Why no UV textures in seperate .exe of game?

Well I have a couple problems again!
First is: How do I keep the UV textures in a game when I save it as a seperate executable?

Second: I used a python script to load a video in the game using a direct filename for the load. How would I format the filename of all this if I wanted to upload my game folder to a seperate disc or a flash drive, and either play this from the flash drive or the other computer it will be uploaded to?

for the textures you could pack them.

As alienkid10 said, use “File >> Pack Data”.

When you use the full file name of the movie, that is called the absolute path. You can also a relative path to find the file. While an absolute path tells the exact location of the file on your system, a relative path tells where the file is “from here.” It is important, then, to know where “here” is. Relative paths are a bit different on each operating system, but since you’ve identified yourself as a Windows user by the way you talk, I will explain to you how to use relative paths on Windows.

(Windows specific information)
If you launch Blender using the Blender icon in your start menu, then “here” is the Blender directory, so Blender will look for all relative paths starting from the main Blender directory. However, if you launch Blender by double-clicking a .blend file in a file browser window (My Computer), then “here” is the directory that the .blend is located in. When you make your executable game file, “here” is the folder that the executable is in, your main game folder, so it will work exactly the same way that double-clicking the .blend file in the file browser did.
(End Windows specific information - if anyone needs Linux or Mac info, let me know.)

Once you know where “here” is, you need to know how to tell Python to use a relative path.

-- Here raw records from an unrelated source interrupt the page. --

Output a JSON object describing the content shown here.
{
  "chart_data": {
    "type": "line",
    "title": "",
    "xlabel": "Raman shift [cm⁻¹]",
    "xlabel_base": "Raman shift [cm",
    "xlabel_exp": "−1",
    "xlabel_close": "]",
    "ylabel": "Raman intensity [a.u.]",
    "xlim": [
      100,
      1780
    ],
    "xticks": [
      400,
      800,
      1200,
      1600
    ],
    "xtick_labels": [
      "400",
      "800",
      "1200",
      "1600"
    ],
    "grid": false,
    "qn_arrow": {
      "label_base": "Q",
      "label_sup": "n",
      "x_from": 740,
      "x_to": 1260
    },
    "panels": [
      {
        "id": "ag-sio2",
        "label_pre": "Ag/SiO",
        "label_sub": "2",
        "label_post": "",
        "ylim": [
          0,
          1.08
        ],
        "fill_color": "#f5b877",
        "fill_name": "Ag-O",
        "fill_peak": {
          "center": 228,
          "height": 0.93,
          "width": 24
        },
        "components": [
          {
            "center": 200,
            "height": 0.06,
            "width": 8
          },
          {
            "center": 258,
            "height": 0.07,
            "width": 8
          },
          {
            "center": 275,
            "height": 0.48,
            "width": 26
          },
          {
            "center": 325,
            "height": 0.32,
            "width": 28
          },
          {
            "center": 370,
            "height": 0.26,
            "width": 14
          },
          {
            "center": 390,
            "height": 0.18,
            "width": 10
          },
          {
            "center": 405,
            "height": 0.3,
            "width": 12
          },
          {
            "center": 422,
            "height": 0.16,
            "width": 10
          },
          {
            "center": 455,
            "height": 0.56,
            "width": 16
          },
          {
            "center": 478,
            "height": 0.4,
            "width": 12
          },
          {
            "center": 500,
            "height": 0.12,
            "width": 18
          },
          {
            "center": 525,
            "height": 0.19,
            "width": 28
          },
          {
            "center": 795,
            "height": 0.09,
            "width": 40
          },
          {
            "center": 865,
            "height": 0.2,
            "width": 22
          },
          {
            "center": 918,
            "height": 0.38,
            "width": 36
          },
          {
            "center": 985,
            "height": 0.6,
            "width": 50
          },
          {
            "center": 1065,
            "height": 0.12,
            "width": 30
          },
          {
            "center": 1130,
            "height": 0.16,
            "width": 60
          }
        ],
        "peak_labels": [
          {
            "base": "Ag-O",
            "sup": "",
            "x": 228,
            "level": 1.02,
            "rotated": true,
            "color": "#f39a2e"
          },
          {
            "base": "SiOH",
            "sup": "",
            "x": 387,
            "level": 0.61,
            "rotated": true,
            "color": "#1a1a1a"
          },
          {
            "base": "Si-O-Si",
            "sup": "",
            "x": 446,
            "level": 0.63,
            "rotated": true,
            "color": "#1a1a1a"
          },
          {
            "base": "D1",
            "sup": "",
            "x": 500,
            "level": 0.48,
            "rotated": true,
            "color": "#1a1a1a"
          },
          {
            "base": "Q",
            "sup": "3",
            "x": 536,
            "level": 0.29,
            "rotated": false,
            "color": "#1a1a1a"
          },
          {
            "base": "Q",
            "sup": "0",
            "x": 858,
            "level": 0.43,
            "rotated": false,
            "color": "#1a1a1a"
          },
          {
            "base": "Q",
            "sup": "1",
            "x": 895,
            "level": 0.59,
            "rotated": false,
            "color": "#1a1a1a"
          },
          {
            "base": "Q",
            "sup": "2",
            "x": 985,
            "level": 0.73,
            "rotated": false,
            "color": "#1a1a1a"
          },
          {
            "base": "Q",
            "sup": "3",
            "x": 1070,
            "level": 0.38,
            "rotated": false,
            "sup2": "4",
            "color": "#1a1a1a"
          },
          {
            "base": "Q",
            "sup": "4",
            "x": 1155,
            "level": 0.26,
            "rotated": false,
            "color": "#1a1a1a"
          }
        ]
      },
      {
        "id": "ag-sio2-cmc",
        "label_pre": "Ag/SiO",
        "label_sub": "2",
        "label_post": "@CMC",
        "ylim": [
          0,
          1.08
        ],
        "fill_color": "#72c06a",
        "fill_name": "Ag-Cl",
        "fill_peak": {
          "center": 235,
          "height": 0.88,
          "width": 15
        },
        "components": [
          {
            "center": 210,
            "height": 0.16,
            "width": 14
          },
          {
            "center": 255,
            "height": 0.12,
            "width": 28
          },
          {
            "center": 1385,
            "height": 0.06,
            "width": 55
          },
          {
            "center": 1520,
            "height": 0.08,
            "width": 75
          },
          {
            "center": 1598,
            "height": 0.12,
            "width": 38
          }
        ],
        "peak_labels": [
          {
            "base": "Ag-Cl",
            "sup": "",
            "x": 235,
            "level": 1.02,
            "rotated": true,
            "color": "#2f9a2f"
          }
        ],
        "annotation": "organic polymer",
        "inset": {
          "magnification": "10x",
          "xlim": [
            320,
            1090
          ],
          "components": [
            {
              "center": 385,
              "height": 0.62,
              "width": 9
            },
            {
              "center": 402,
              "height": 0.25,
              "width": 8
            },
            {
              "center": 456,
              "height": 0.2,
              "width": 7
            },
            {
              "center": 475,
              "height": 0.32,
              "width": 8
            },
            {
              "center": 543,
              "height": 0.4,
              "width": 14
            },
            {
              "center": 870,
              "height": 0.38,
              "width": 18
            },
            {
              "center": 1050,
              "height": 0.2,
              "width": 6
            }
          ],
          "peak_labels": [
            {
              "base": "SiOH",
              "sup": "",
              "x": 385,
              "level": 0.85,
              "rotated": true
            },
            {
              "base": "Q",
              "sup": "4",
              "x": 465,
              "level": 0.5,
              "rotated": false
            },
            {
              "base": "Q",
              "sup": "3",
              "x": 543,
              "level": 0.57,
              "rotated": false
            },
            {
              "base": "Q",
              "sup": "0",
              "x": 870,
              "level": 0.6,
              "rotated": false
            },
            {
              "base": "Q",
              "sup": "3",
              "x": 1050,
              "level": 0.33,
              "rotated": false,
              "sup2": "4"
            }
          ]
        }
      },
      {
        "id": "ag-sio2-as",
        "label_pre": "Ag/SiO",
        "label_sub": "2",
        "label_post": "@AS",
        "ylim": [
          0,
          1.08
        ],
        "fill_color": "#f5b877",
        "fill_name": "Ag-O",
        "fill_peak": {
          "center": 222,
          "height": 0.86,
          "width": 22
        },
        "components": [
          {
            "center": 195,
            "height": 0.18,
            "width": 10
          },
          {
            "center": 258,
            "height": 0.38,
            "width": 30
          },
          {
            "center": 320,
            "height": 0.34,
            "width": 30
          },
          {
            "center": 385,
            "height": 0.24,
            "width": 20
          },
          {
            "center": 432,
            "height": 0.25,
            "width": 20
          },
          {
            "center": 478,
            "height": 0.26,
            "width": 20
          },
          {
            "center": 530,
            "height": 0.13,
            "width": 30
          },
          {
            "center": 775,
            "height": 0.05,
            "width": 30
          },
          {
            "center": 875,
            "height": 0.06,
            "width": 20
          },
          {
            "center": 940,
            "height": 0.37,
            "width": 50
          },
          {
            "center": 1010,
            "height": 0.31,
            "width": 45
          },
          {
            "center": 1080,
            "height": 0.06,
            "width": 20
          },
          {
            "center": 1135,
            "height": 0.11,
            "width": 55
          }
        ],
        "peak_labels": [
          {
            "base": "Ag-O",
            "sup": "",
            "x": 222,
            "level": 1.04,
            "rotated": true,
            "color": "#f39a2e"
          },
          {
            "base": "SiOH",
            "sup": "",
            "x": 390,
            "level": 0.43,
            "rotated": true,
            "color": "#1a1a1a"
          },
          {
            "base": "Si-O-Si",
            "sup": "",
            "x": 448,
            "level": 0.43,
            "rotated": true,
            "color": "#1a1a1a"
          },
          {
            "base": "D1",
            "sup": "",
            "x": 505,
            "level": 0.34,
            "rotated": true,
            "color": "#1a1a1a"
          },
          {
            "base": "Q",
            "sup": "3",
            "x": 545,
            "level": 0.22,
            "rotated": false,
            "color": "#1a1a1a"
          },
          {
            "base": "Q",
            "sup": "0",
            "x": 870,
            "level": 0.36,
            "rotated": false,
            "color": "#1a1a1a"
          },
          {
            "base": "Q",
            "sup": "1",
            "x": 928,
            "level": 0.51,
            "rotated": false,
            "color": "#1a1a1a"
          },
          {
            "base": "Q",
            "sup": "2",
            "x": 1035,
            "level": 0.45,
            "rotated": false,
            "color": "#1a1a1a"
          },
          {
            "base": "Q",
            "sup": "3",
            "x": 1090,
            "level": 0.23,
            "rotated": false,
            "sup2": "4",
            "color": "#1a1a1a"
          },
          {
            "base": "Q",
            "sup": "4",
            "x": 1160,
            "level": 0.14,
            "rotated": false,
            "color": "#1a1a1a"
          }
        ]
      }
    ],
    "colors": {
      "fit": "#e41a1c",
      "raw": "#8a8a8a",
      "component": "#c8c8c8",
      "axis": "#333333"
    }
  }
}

There are two special characters used when navigating directory structures by relative path. They are . and …

. means “the current directory” (what I’ve called “here” up until now)
… means “parent directory”

Let’s say you have your video (named “myVidoe.avi”) in the “Videos” subfolder of your main game folder. In Windows, you would refer to it like this in your Python script:

myVideoLocation = ".\Videos\myVideo.avi"

(Unix-based operating systems–such as Linux, Mac OS X, or FreeBSD–use the opposite slash for file structures, the way web addresses do.) Just use that relative path in your script wherever you had the absolute path before, and Blender should have no trouble finding the video.

BTW, if you are ever having trouble figuring out what directory is the current directory, there is a Python function called “os.getcwd()” You need to import the os module in order to use it, so if you ever want to use it in one of your games, be sure to copy Python25.zip and zlib.dll into your main game folder along with all the other required .dll files. (The os module is in the zip file, along with the other modules it depends on. zlib allows Blender to use the files that are inside the zip archive without extracting them.)

I tried packing the data, saving the .blend file, then I saved the Runtime and started the game, but it just kept saying image unavailable MA(material) will not show over and over.The game never loads anymore too.

I used the relative file path: (Game .Exe is located in folder “Aryonomics”)
is now…
But now it keeps saying that msvcr71.dll could not be found (kept in the “Aryonomics” folder, along with other .dlls) and i tried it in the videos folder (“Videos” contains only “OpeningSequence.avi” and “BlendVideoTex.pyd”) Anyone have some quick help?